One night last February, Alphabet Jones rattled up to the door in a vagabond hansom. He was thirsty, impecunious, and a trifle tired. He had been to a cotillon, where he had partaken of champagne, and he wanted to get the taste of it out of his throat. He needed five hundred dollars, and in his card-case there were only two hundred and fifty. The bar of the Athenaeum Club he knew at that hour was closed, possible money-lenders were in bed, and it was with the idea of killing the two birds of the legend that he sought the Balmoral.

He encountered there no difficulty in slaking his thirst; and when, in one draught, which brought to his tonsils a suggestion of art, science, and Wagner combined, he swallowed a brandy-and-soda, he felt better, and looked about to see who might be present. The room which he had entered was on what is called the parlor floor. It was long, high-ceiled, comfortably furnished, and somewhat dim. At the furthermost end three men were seated, two of whom he recognized, the one as Sumpter Leigh, the other as Colonel Barker; but the third he did not remember to have seen before. Some Westerner, he thought; for Jones prided himself on knowing every one worth knowing in New York, and, it may be added, in several other cities as well.

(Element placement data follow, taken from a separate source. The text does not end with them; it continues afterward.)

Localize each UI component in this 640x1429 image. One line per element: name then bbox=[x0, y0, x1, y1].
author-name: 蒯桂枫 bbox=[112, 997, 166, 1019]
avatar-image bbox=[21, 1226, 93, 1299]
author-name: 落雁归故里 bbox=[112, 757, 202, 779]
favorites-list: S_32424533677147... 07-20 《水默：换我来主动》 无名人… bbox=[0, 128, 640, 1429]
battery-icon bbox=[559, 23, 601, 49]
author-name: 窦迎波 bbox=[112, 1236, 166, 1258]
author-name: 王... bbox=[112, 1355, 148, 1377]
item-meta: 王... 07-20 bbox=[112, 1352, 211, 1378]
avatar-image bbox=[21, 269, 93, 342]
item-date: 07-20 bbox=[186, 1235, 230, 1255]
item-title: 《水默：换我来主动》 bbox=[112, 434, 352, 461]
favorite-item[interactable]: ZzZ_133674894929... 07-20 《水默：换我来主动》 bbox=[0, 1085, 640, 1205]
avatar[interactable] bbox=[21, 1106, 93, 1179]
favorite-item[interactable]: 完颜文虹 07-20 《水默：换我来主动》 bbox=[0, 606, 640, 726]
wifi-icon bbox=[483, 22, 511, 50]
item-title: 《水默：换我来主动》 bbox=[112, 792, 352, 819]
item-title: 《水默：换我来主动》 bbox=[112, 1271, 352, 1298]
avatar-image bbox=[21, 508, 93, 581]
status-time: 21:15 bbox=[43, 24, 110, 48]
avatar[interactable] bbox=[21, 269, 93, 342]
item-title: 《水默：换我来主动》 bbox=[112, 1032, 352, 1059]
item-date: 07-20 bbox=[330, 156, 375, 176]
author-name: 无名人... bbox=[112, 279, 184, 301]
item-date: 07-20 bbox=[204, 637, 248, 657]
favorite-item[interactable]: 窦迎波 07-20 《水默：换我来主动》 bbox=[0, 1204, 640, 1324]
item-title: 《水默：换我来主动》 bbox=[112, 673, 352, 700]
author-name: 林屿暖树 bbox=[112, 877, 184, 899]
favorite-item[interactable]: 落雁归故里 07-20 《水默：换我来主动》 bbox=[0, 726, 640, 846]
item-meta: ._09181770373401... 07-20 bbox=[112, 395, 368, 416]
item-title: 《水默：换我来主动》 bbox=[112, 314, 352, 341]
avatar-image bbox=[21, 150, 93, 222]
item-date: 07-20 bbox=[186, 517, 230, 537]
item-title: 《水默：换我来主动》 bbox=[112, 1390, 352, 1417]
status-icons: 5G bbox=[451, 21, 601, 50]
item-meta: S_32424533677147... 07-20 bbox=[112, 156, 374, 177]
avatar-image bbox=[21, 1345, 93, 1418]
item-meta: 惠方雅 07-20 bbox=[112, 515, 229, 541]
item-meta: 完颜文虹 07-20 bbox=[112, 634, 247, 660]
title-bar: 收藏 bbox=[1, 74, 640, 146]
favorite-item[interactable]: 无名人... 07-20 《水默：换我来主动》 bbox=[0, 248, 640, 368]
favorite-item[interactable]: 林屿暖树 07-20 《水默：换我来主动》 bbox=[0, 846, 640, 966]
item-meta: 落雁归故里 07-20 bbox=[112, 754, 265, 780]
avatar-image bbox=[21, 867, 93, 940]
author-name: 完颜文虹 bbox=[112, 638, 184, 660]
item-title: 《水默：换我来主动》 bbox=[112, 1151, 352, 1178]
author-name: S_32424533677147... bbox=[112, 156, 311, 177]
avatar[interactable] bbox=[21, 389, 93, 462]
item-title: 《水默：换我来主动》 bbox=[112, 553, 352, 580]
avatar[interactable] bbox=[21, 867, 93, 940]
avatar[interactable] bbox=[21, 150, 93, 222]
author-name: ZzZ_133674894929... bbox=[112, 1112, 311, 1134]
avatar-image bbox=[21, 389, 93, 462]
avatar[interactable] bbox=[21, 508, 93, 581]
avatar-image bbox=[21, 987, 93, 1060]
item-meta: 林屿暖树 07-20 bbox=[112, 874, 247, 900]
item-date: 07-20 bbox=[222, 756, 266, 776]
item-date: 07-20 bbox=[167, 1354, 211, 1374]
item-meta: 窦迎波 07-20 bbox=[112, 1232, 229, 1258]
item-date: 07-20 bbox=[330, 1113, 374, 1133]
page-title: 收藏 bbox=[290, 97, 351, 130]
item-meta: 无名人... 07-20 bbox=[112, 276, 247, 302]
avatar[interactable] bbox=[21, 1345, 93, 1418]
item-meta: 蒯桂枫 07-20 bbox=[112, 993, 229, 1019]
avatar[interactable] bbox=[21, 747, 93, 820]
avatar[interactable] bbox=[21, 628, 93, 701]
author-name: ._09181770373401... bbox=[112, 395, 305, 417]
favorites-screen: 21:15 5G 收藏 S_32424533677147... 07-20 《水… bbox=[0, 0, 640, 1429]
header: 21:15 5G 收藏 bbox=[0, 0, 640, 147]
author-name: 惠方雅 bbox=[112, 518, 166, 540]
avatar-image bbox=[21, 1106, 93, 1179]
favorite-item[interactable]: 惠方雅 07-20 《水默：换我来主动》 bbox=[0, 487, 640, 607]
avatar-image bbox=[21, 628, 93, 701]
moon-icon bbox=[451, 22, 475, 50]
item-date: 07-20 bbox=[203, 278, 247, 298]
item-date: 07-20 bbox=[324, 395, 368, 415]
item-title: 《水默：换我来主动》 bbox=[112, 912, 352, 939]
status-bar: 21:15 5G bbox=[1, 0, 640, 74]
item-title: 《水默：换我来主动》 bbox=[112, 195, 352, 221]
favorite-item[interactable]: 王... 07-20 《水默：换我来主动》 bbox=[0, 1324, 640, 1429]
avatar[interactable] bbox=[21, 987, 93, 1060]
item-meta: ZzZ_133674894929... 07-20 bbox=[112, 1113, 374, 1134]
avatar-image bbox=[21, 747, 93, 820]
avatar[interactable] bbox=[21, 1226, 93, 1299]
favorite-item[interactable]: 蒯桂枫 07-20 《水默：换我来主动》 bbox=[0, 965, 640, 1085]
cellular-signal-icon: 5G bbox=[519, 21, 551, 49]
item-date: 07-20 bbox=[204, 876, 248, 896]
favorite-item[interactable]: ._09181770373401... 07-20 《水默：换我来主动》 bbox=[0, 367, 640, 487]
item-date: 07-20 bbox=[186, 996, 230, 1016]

He took out his card-case and thumbed the roll of bills reflectively.

If he went upstairs, he told himself, he might double the amount in two minutes. But then, again, he might lose it. Yet, if he did, might not five hundred be as easily borrowed as two hundred and fifty?

"It's brutal to be so hard up," he mused. "Literature doesn't pay. I might better set up as publisher, open a drug-shop, turn grocer, do anything, in fact, which is brainless and remunerative, than attempt to earn a living by the sweat of my pen. There's that _Interstate Magazine_: the editor sent me a note by a messenger this morning, asking for a story, adding that the messenger would wait _while I wrote it_.

Evidently he thinks me three parts stenographer and the rest kaleidoscope. What is a good synonym for an editor, anyway?"

And as Jones asked himself this question he glared fiercely in a mirror that extended from cornice to floor. Then, mollified, possibly, by his own appearance, for he was a handsome man, tall, fair, and clear of skin, he threw himself on a sofa, and fell to thinking about the incidents of the ball.